Значение слова "DONNA ME PREGA" найдено в 1 источнике

DONNA ME PREGA

найдено в "Encyclopedia of medieval literature"

   by Guido Cavalcanti
(ca. 1290)
   Guido CAVALCANTI’s Donna me prega, (A lady asks me) is one of the most often anthologized and discussed poems in Italian literature. In the poem, Cavalcanti says he is writing the poem at the request of a lady in order to define the phenomenon of love. In his first stanza, he outlines the poem, announcing the specific aspects of love he intends to “demonstrate”:
   where it dwells, and who created it,
   its influence and potency,
   its essence, its effects,
   the pleasure which gives it the name of love,
   and whether it is visible.
   (Goldin 1973, 325, ll.10–14)
   In addition, Cavalcanti expresses three other themes that become characteristic of his poetry: First, love, as pictured here and elsewhere in his poetry, is an overwhelming and often negative force; second, only the truly noble in heart are able to understand love or its poetry; and third, the terms he will use to describe love will come from learned sciences.
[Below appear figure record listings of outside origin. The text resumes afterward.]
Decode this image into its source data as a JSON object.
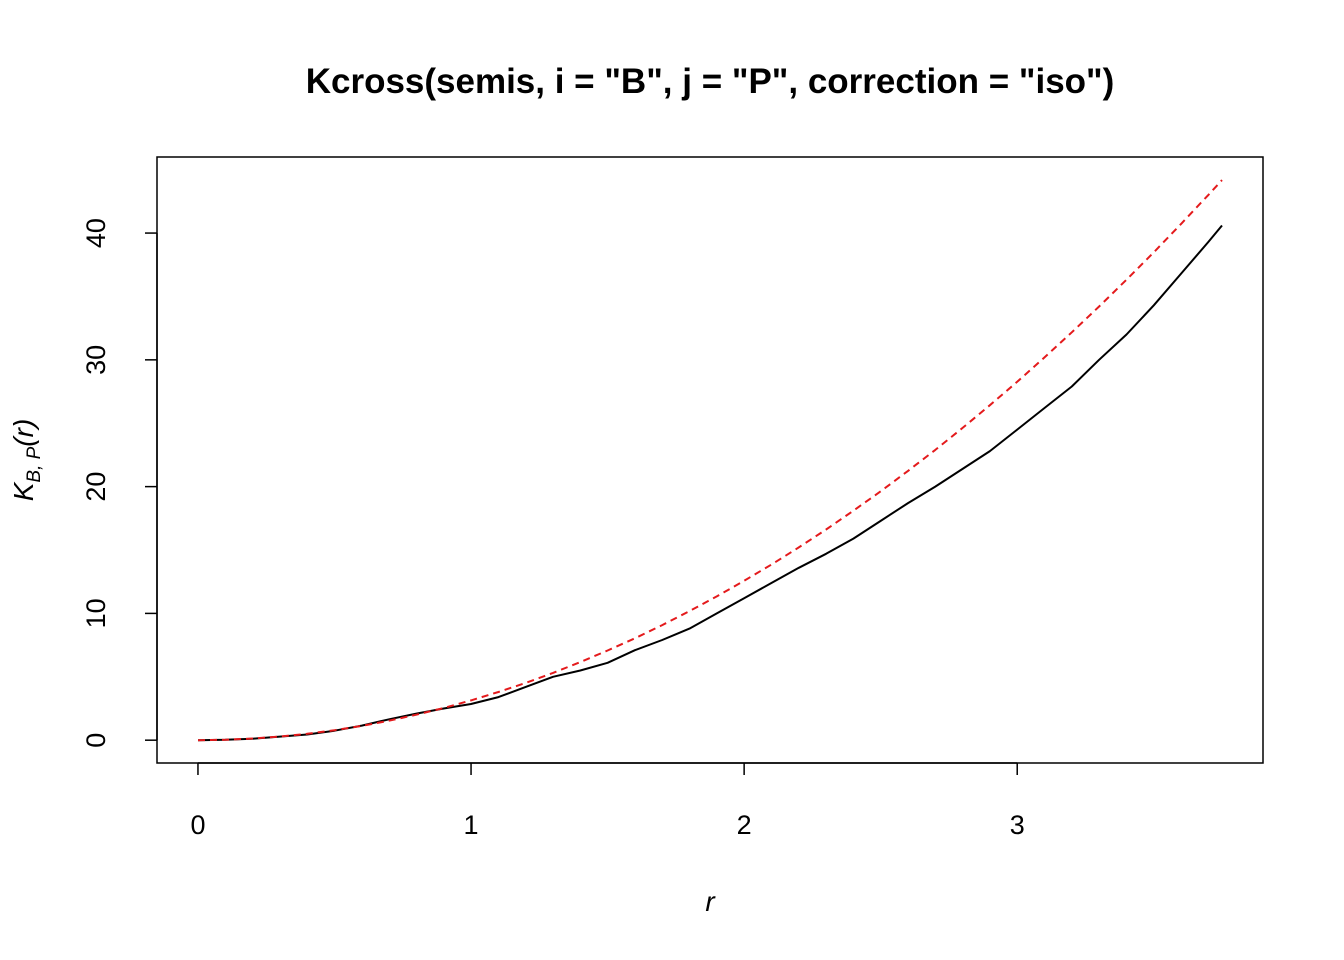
{
  "chart_data": {
    "type": "line",
    "title": "Kcross(semis, i = \"B\", j = \"P\", correction = \"iso\")",
    "xlabel": "r",
    "ylabel": {
      "base": "K",
      "subscript": "B, P",
      "arg": "(r)"
    },
    "xlim": [
      -0.15,
      3.9
    ],
    "ylim": [
      -1.8,
      46
    ],
    "xticks": [
      0,
      1,
      2,
      3
    ],
    "yticks": [
      0,
      10,
      20,
      30,
      40
    ],
    "grid": false,
    "legend": "none",
    "series": [
      {
        "style": "solid",
        "color": "#000000",
        "x": [
          0,
          0.1,
          0.2,
          0.3,
          0.4,
          0.5,
          0.6,
          0.7,
          0.8,
          0.9,
          1.0,
          1.1,
          1.2,
          1.3,
          1.4,
          1.5,
          1.6,
          1.7,
          1.8,
          1.9,
          2.0,
          2.1,
          2.2,
          2.3,
          2.4,
          2.5,
          2.6,
          2.7,
          2.8,
          2.9,
          3.0,
          3.1,
          3.2,
          3.3,
          3.4,
          3.5,
          3.6,
          3.7,
          3.75
        ],
        "y": [
          0,
          0.03,
          0.12,
          0.28,
          0.45,
          0.75,
          1.15,
          1.65,
          2.1,
          2.5,
          2.85,
          3.4,
          4.2,
          5.0,
          5.5,
          6.1,
          7.1,
          7.9,
          8.8,
          10.0,
          11.2,
          12.4,
          13.6,
          14.7,
          15.9,
          17.3,
          18.7,
          20.0,
          21.4,
          22.8,
          24.5,
          26.2,
          27.9,
          30.0,
          32.0,
          34.3,
          36.8,
          39.3,
          40.6
        ]
      },
      {
        "style": "dashed",
        "color": "#e41a1c",
        "x": [
          0,
          0.1,
          0.2,
          0.3,
          0.4,
          0.5,
          0.6,
          0.7,
          0.8,
          0.9,
          1.0,
          1.1,
          1.2,
          1.3,
          1.4,
          1.5,
          1.6,
          1.7,
          1.8,
          1.9,
          2.0,
          2.1,
          2.2,
          2.3,
          2.4,
          2.5,
          2.6,
          2.7,
          2.8,
          2.9,
          3.0,
          3.1,
          3.2,
          3.3,
          3.4,
          3.5,
          3.6,
          3.7,
          3.75
        ],
        "y": [
          0,
          0.03,
          0.13,
          0.28,
          0.5,
          0.79,
          1.13,
          1.54,
          2.01,
          2.54,
          3.14,
          3.8,
          4.52,
          5.31,
          6.16,
          7.07,
          8.04,
          9.08,
          10.18,
          11.34,
          12.57,
          13.85,
          15.21,
          16.62,
          18.1,
          19.63,
          21.24,
          22.9,
          24.63,
          26.42,
          28.27,
          30.19,
          32.17,
          34.21,
          36.32,
          38.48,
          40.72,
          43.01,
          44.18
        ]
      }
    ]
  }
}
Love is, he says:
   an accident that is often cruel,
   and so unmerciful, it is called love:
   . . .
   and now I speak to those who understand,
   for I do not think that one whose heart is base
   can follow such an argument:
   because unless I can use the methods of natural philosophy
   I am unwilling to demonstrate
   where it dwells and who created it,
   (Goldin 1973, 323–25, ll. 2–10)
   These last two themes Cavalcanti took and refined from his great predecessor, Guido GUINIZELLI. But the extent of Cavalcanti’s learned allusions was never approached by Guinizelli. In the remainder of Donna me prega, Cavalcanti goes on to discuss love in familiar terms to scholastic philosophers like Albertus Magnus or Thomas AQUINAS, or perhaps a more direct influence would be the Muslim philosopher AVERROËS. Love becomes destructive because a man mistakes the image of his beloved, held within his memory, for the highest good, and seeks to attain it though, in the woman, it is unattainable.Here and elsewhere, he uses terms drawn from medieval psychological and medical theory, developing a doctrine of “spirits” that dominate the internal landscape of the mind, in which most of the drama of Cavalcanti’s love affairs occurs. While Dante borrowed much from Cavalcanti, including the psychological imagery and the spirits, the exclusive attitude about lovers, and the internalization of the love story, for Dante love was a very positive force, and one that ultimately leads him to Paradise in the Divine Comedy. Nevertheless, Cavalcanti’s influence, through this and other poems, was tremendous.